Personal information
- Full name: Robert Ellis
- Born: 19 May 1940 (age 86) Kilmarnock, Ayrshire, Scotland
- Batting: Left-handed
- Bowling: Right-arm medium

Domestic team information
- 1963–1974: Scotland

Career statistics
| Competition | First-class |
| Matches | 10 |
| Runs scored | 133 |
| Batting average | 13.30 |
| 100s/50s | –/– |
| Top score | 35 |
| Balls bowled | 774 |
| Wickets | 6 |
| Bowling average | 63.16 |
| 5 wickets in innings | – |
| 10 wickets in match | – |
| Best bowling | 1/3 |
| Catches/stumpings | 6/– |
- Source: Cricinfo, 24 June 2022

= Bob Ellis (cricketer) =

Scottish cricketer (born 1940)

	Robert Ellis (born 19 May 1940) is a Scottish former first-class cricketer.

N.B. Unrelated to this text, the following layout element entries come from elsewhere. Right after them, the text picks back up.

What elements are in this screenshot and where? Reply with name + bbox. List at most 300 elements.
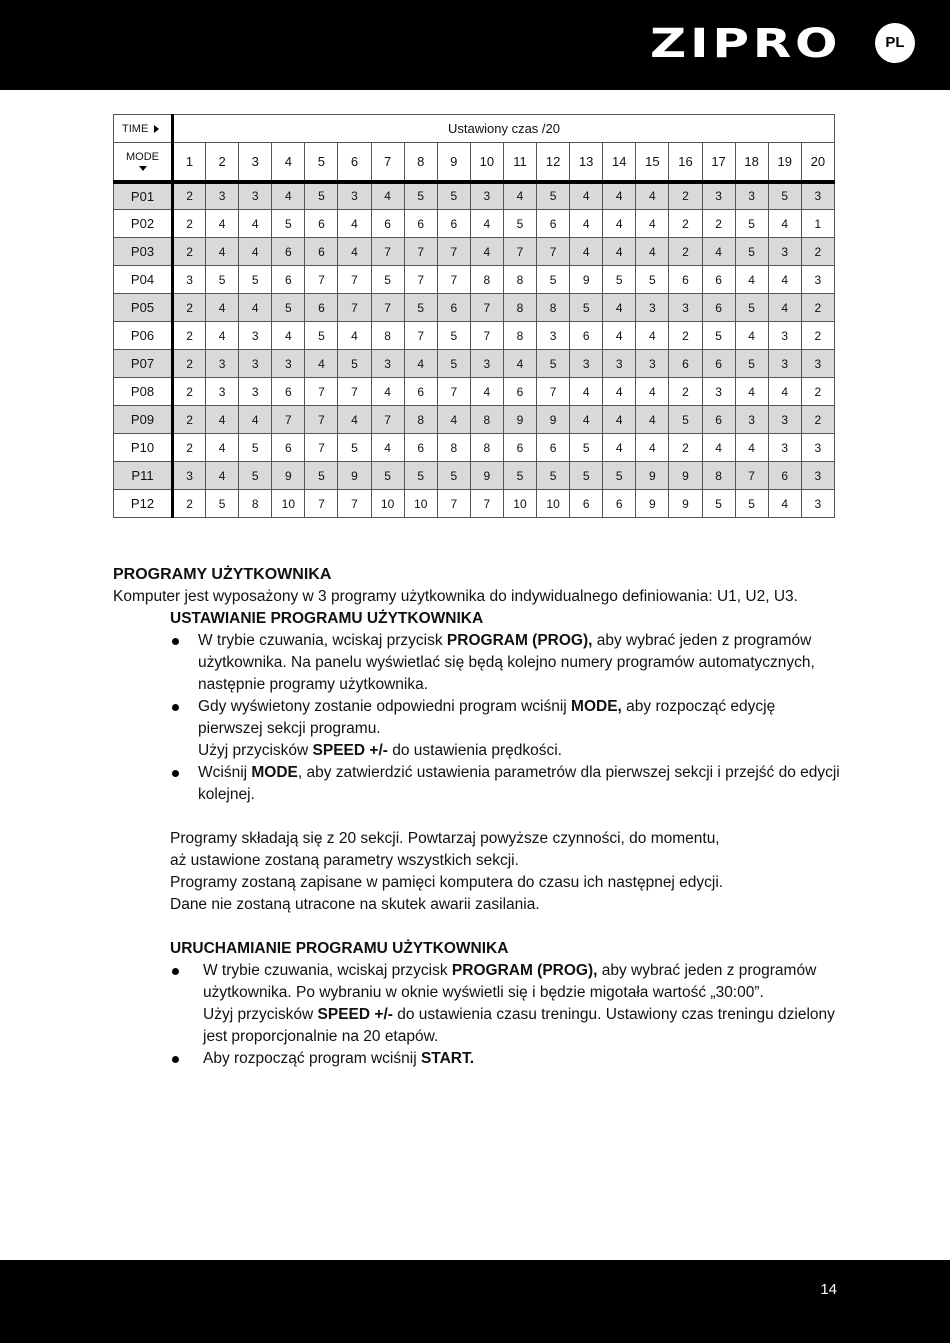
- table-cell: 9: [570, 266, 603, 294]
- caret-down-icon: [139, 166, 147, 171]
- table-cell: 8: [503, 322, 536, 350]
- table-cell: 2: [173, 322, 206, 350]
- time-header: TIME: [114, 115, 173, 143]
- table-cell: 9: [272, 462, 305, 490]
- column-header: 11: [503, 143, 536, 182]
- zipro-logo: ZIPRO: [650, 21, 842, 67]
- table-cell: 5: [702, 322, 735, 350]
- table-row: [114, 322, 835, 350]
- program-label: P01: [114, 182, 173, 210]
- table-cell: 4: [636, 210, 669, 238]
- table-cell: 2: [702, 210, 735, 238]
- table-cell: 4: [239, 210, 272, 238]
- setup-steps: [170, 630, 843, 806]
- table-cell: 4: [570, 210, 603, 238]
- table-cell: 6: [272, 266, 305, 294]
- table-cell: 2: [173, 238, 206, 266]
- table-cell: 4: [338, 406, 371, 434]
- table-cell: 10: [503, 490, 536, 518]
- table-cell: 7: [305, 490, 338, 518]
- table-cell: 6: [570, 322, 603, 350]
- table-cell: 4: [603, 238, 636, 266]
- mode-header: MODE: [114, 143, 173, 182]
- table-cell: 5: [404, 182, 437, 210]
- table-cell: 3: [801, 490, 834, 518]
- table-cell: 2: [173, 294, 206, 322]
- paragraph-line: Programy zostaną zapisane w pamięci komputera do czasu ich następnej edycji.: [170, 874, 724, 891]
- table-cell: 4: [636, 322, 669, 350]
- table-cell: 5: [338, 434, 371, 462]
- table-cell: 2: [669, 322, 702, 350]
- table-cell: 4: [603, 322, 636, 350]
- table-cell: 4: [570, 238, 603, 266]
- program-label: P10: [114, 434, 173, 462]
- table-row: [114, 490, 835, 518]
- table-cell: 5: [305, 322, 338, 350]
- program-label: P07: [114, 350, 173, 378]
- table-cell: 3: [470, 182, 503, 210]
- table-cell: 8: [503, 294, 536, 322]
- table-cell: 4: [603, 434, 636, 462]
- table-cell: 7: [437, 490, 470, 518]
- caret-right-icon: [154, 125, 159, 133]
- table-cell: 7: [503, 238, 536, 266]
- table-cell: 6: [305, 238, 338, 266]
- table-cell: 3: [470, 350, 503, 378]
- column-header: 16: [669, 143, 702, 182]
- run-steps: [170, 960, 843, 1070]
- program-label: P04: [114, 266, 173, 294]
- table-cell: 8: [503, 266, 536, 294]
- table-cell: 4: [603, 378, 636, 406]
- table-cell: 2: [801, 322, 834, 350]
- table-cell: 8: [239, 490, 272, 518]
- table-cell: 3: [206, 182, 239, 210]
- table-row: [114, 182, 835, 210]
- program-label: P08: [114, 378, 173, 406]
- column-header: 2: [206, 143, 239, 182]
- table-cell: 7: [338, 294, 371, 322]
- table-cell: 6: [305, 210, 338, 238]
- table-cell: 5: [503, 210, 536, 238]
- table-cell: 5: [338, 350, 371, 378]
- table-cell: 5: [404, 462, 437, 490]
- table-cell: 5: [735, 350, 768, 378]
- column-header: 18: [735, 143, 768, 182]
- table-cell: 9: [537, 406, 570, 434]
- table-cell: 3: [272, 350, 305, 378]
- table-cell: 6: [371, 210, 404, 238]
- list-item: Aby rozpocząć program wciśnij START.: [170, 1048, 843, 1070]
- table-cell: 5: [305, 462, 338, 490]
- paragraph-line: aż ustawione zostaną parametry wszystkich sekcji.: [170, 852, 519, 869]
- table-cell: 3: [603, 350, 636, 378]
- table-cell: 4: [437, 406, 470, 434]
- column-header: 6: [338, 143, 371, 182]
- table-cell: 5: [735, 238, 768, 266]
- table-cell: 4: [272, 182, 305, 210]
- table-row: [114, 434, 835, 462]
- table-row: [114, 266, 835, 294]
- table-cell: 3: [338, 182, 371, 210]
- column-header: 19: [768, 143, 801, 182]
- program-label: P06: [114, 322, 173, 350]
- column-header: 8: [404, 143, 437, 182]
- table-cell: 7: [470, 322, 503, 350]
- table-cell: 3: [570, 350, 603, 378]
- program-label: P11: [114, 462, 173, 490]
- table-cell: 6: [669, 350, 702, 378]
- table-cell: 2: [173, 378, 206, 406]
- table-cell: 9: [636, 462, 669, 490]
- table-cell: 7: [305, 378, 338, 406]
- table-row: [114, 350, 835, 378]
- table-cell: 4: [272, 322, 305, 350]
- table-cell: 3: [669, 294, 702, 322]
- table-cell: 5: [570, 462, 603, 490]
- table-cell: 6: [503, 434, 536, 462]
- table-cell: 4: [206, 238, 239, 266]
- table-cell: 5: [272, 210, 305, 238]
- table-cell: 4: [603, 294, 636, 322]
- list-item: W trybie czuwania, wciskaj przycisk PROGRAM (PROG), aby wybrać jeden z programów użytkownika. Na panelu wyświetlać się będą kolejno numery programów automatycznych, następnie programy użytkownika.: [170, 630, 843, 696]
- list-item: Gdy wyświetony zostanie odpowiedni program wciśnij MODE, aby rozpocząć edycję pierwszej sekcji programu. Użyj przycisków SPEED +/- do ustawienia prędkości.: [170, 696, 843, 762]
- program-label: P12: [114, 490, 173, 518]
- table-row: [114, 294, 835, 322]
- table-cell: 5: [537, 350, 570, 378]
- table-cell: 3: [371, 350, 404, 378]
- table-cell: 3: [735, 406, 768, 434]
- table-cell: 6: [305, 294, 338, 322]
- paragraph-line: Dane nie zostaną utracone na skutek awarii zasilania.: [170, 896, 540, 913]
- setup-subtitle: USTAWIANIE PROGRAMU UŻYTKOWNIKA: [170, 610, 484, 627]
- table-cell: 4: [206, 406, 239, 434]
- table-cell: 6: [768, 462, 801, 490]
- table-cell: 4: [636, 434, 669, 462]
- table-cell: 4: [206, 210, 239, 238]
- table-row: [114, 378, 835, 406]
- table-cell: 2: [669, 182, 702, 210]
- language-badge: PL: [875, 23, 915, 63]
- table-cell: 4: [503, 182, 536, 210]
- table-cell: 9: [669, 490, 702, 518]
- table-cell: 5: [272, 294, 305, 322]
- table-cell: 2: [173, 434, 206, 462]
- table-cell: 7: [537, 238, 570, 266]
- table-cell: 4: [371, 434, 404, 462]
- table-cell: 4: [239, 406, 272, 434]
- section-title: PROGRAMY UŻYTKOWNIKA: [113, 566, 332, 583]
- program-label: P03: [114, 238, 173, 266]
- table-cell: 3: [702, 182, 735, 210]
- table-cell: 3: [636, 294, 669, 322]
- table-cell: 5: [537, 182, 570, 210]
- table-cell: 2: [801, 238, 834, 266]
- table-cell: 5: [570, 434, 603, 462]
- table-cell: 8: [371, 322, 404, 350]
- table-cell: 4: [470, 210, 503, 238]
- table-cell: 6: [272, 434, 305, 462]
- table-cell: 4: [636, 182, 669, 210]
- column-header: 3: [239, 143, 272, 182]
- table-cell: 4: [768, 490, 801, 518]
- table-cell: 8: [404, 406, 437, 434]
- table-cell: 6: [437, 210, 470, 238]
- table-cell: 5: [669, 406, 702, 434]
- table-cell: 6: [669, 266, 702, 294]
- table-cell: 2: [801, 294, 834, 322]
- column-header: 5: [305, 143, 338, 182]
- table-cell: 7: [404, 266, 437, 294]
- table-cell: 5: [702, 490, 735, 518]
- table-cell: 1: [801, 210, 834, 238]
- table-cell: 2: [669, 378, 702, 406]
- table-cell: 4: [768, 266, 801, 294]
- table-cell: 8: [470, 406, 503, 434]
- table-cell: 4: [338, 210, 371, 238]
- table-cell: 3: [173, 266, 206, 294]
- table-cell: 5: [735, 210, 768, 238]
- table-cell: 7: [371, 294, 404, 322]
- table-cell: 3: [206, 350, 239, 378]
- table-cell: 4: [570, 406, 603, 434]
- table-cell: 5: [735, 490, 768, 518]
- table-cell: 5: [537, 462, 570, 490]
- table-cell: 5: [437, 350, 470, 378]
- table-cell: 7: [305, 434, 338, 462]
- table-cell: 5: [206, 490, 239, 518]
- column-header: 1: [173, 143, 206, 182]
- table-cell: 9: [503, 406, 536, 434]
- table-cell: 3: [735, 182, 768, 210]
- table-cell: 6: [404, 378, 437, 406]
- table-cell: 6: [404, 434, 437, 462]
- table-cell: 3: [702, 378, 735, 406]
- table-cell: 5: [437, 462, 470, 490]
- table-cell: 9: [470, 462, 503, 490]
- table-cell: 5: [537, 266, 570, 294]
- table-cell: 8: [537, 294, 570, 322]
- table-cell: 5: [735, 294, 768, 322]
- program-label: P09: [114, 406, 173, 434]
- table-cell: 6: [537, 210, 570, 238]
- user-programs-section: [113, 564, 843, 1070]
- table-cell: 4: [735, 322, 768, 350]
- table-cell: 2: [173, 350, 206, 378]
- table-cell: 2: [669, 434, 702, 462]
- column-header: 12: [537, 143, 570, 182]
- table-cell: 4: [570, 378, 603, 406]
- table-cell: 7: [272, 406, 305, 434]
- table-cell: 9: [669, 462, 702, 490]
- table-cell: 2: [669, 210, 702, 238]
- table-cell: 5: [636, 266, 669, 294]
- table-cell: 6: [437, 294, 470, 322]
- table-cell: 4: [239, 238, 272, 266]
- table-cell: 7: [404, 238, 437, 266]
- program-speed-table: [113, 114, 835, 518]
- table-cell: 9: [636, 490, 669, 518]
- run-subtitle: URUCHAMIANIE PROGRAMU UŻYTKOWNIKA: [170, 940, 509, 957]
- table-cell: 5: [206, 266, 239, 294]
- table-row: [114, 462, 835, 490]
- column-header: 7: [371, 143, 404, 182]
- table-cell: 5: [371, 462, 404, 490]
- column-header: 4: [272, 143, 305, 182]
- table-cell: 7: [437, 266, 470, 294]
- table-cell: 3: [801, 350, 834, 378]
- table-cell: 4: [239, 294, 272, 322]
- table-cell: 5: [239, 434, 272, 462]
- table-cell: 8: [470, 266, 503, 294]
- table-cell: 4: [570, 182, 603, 210]
- table-cell: 3: [801, 266, 834, 294]
- table-cell: 8: [470, 434, 503, 462]
- table-cell: 6: [404, 210, 437, 238]
- table-cell: 10: [371, 490, 404, 518]
- table-cell: 10: [272, 490, 305, 518]
- table-cell: 7: [437, 378, 470, 406]
- table-cell: 4: [735, 266, 768, 294]
- table-cell: 6: [570, 490, 603, 518]
- table-cell: 4: [338, 238, 371, 266]
- table-cell: 4: [768, 294, 801, 322]
- table-cell: 3: [801, 434, 834, 462]
- column-header: 13: [570, 143, 603, 182]
- table-cell: 4: [206, 434, 239, 462]
- table-cell: 5: [503, 462, 536, 490]
- table-cell: 6: [702, 294, 735, 322]
- table-cell: 7: [338, 490, 371, 518]
- table-cell: 2: [669, 238, 702, 266]
- column-header: 14: [603, 143, 636, 182]
- table-cell: 4: [206, 294, 239, 322]
- table-cell: 9: [338, 462, 371, 490]
- table-cell: 3: [206, 378, 239, 406]
- table-cell: 2: [801, 378, 834, 406]
- table-cell: 4: [603, 406, 636, 434]
- table-cell: 4: [338, 322, 371, 350]
- table-cell: 4: [305, 350, 338, 378]
- table-cell: 7: [305, 266, 338, 294]
- table-cell: 4: [735, 378, 768, 406]
- page-footer: [0, 1260, 950, 1343]
- table-cell: 2: [173, 210, 206, 238]
- table-cell: 4: [636, 378, 669, 406]
- table-cell: 3: [239, 322, 272, 350]
- table-cell: 3: [801, 182, 834, 210]
- table-cell: 3: [537, 322, 570, 350]
- table-cell: 4: [768, 210, 801, 238]
- table-cell: 3: [801, 462, 834, 490]
- table-cell: 2: [173, 490, 206, 518]
- table-cell: 3: [768, 350, 801, 378]
- table-cell: 4: [735, 434, 768, 462]
- table-cell: 6: [702, 266, 735, 294]
- table-cell: 2: [173, 406, 206, 434]
- table-cell: 6: [702, 350, 735, 378]
- table-cell: 5: [437, 182, 470, 210]
- table-row: [114, 238, 835, 266]
- column-header: 20: [801, 143, 834, 182]
- table-cell: 3: [768, 322, 801, 350]
- table-cell: 4: [603, 182, 636, 210]
- table-cell: 4: [470, 378, 503, 406]
- table-cell: 6: [503, 378, 536, 406]
- table-cell: 4: [371, 378, 404, 406]
- table-cell: 8: [437, 434, 470, 462]
- table-cell: 4: [404, 350, 437, 378]
- table-cell: 5: [437, 322, 470, 350]
- table-cell: 4: [206, 462, 239, 490]
- table-cell: 6: [537, 434, 570, 462]
- table-cell: 8: [702, 462, 735, 490]
- table-cell: 7: [338, 378, 371, 406]
- section-intro: Komputer jest wyposażony w 3 programy użytkownika do indywidualnego definiowania: U1, U2, U3.: [113, 588, 798, 605]
- table-cell: 7: [305, 406, 338, 434]
- program-label: P02: [114, 210, 173, 238]
- table-cell: 7: [470, 490, 503, 518]
- table-cell: 2: [173, 182, 206, 210]
- list-item: W trybie czuwania, wciskaj przycisk PROGRAM (PROG), aby wybrać jeden z programów użytkownika. Po wybraniu w oknie wyświetli się i będzie migotała wartość „30:00”. Użyj przycisków SPEED +/- do ustawienia czasu treningu. Ustawiony czas treningu dzielony jest proporcjonalnie na 20 etapów.: [170, 960, 843, 1048]
- table-cell: 4: [470, 238, 503, 266]
- column-header: 17: [702, 143, 735, 182]
- table-cell: 5: [570, 294, 603, 322]
- page-number: 14: [820, 1281, 837, 1298]
- set-time-header: Ustawiony czas /20: [173, 115, 835, 143]
- page-header: [0, 0, 950, 90]
- column-header: 15: [636, 143, 669, 182]
- table-row: [114, 406, 835, 434]
- list-item: Wciśnij MODE, aby zatwierdzić ustawienia parametrów dla pierwszej sekcji i przejść do edycji kolejnej.: [170, 762, 843, 806]
- table-cell: 10: [537, 490, 570, 518]
- table-row: [114, 210, 835, 238]
- table-cell: 3: [636, 350, 669, 378]
- table-cell: 4: [636, 238, 669, 266]
- table-cell: 10: [404, 490, 437, 518]
- table-cell: 7: [537, 378, 570, 406]
- table-cell: 4: [768, 378, 801, 406]
- table-cell: 5: [768, 182, 801, 210]
- column-header: 10: [470, 143, 503, 182]
- table-cell: 7: [338, 266, 371, 294]
- table-cell: 7: [470, 294, 503, 322]
- table-cell: 5: [371, 266, 404, 294]
- table-cell: 4: [206, 322, 239, 350]
- table-cell: 3: [768, 238, 801, 266]
- column-header: 9: [437, 143, 470, 182]
- table-cell: 7: [371, 406, 404, 434]
- table-cell: 3: [239, 182, 272, 210]
- table-cell: 3: [768, 406, 801, 434]
- table-cell: 4: [702, 434, 735, 462]
- table-cell: 4: [503, 350, 536, 378]
- table-cell: 3: [768, 434, 801, 462]
- table-cell: 5: [603, 266, 636, 294]
- table-cell: 4: [603, 210, 636, 238]
- table-cell: 5: [239, 462, 272, 490]
- table-cell: 7: [404, 322, 437, 350]
- table-cell: 4: [636, 406, 669, 434]
- table-cell: 6: [272, 238, 305, 266]
- table-cell: 3: [239, 378, 272, 406]
- table-cell: 7: [735, 462, 768, 490]
- table-cell: 7: [371, 238, 404, 266]
- table-cell: 5: [404, 294, 437, 322]
- paragraph-line: Programy składają się z 20 sekcji. Powtarzaj powyższe czynności, do momentu,: [170, 830, 720, 847]
- table-cell: 5: [239, 266, 272, 294]
- table-cell: 3: [239, 350, 272, 378]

Ellis was born at Kilmarnock in May 1940. He was educated at Kilmarnock Academy, before matriculating to the University of Edinburgh. A club cricketer for Kilmarnock Cricket Club, Ellis made his debut for Scotland in first-class cricket against Warwickshire at Edinburgh in 1963. Ellis played first-class cricket for Scotland until 1974, making ten appearances. As a batsman, he scored 133 runs at an average of 13.30, with a highest score of 35. With his right-arm medium pace bowling, he took 6 wickets at a bowling average of 63.63; in first-class cricket, he bowled a total of 129 overs. He later played club cricket for Ayr Cricket Club, captaining the side from 1980 to 1982. Outside of cricket, he was by profession a schoolteacher.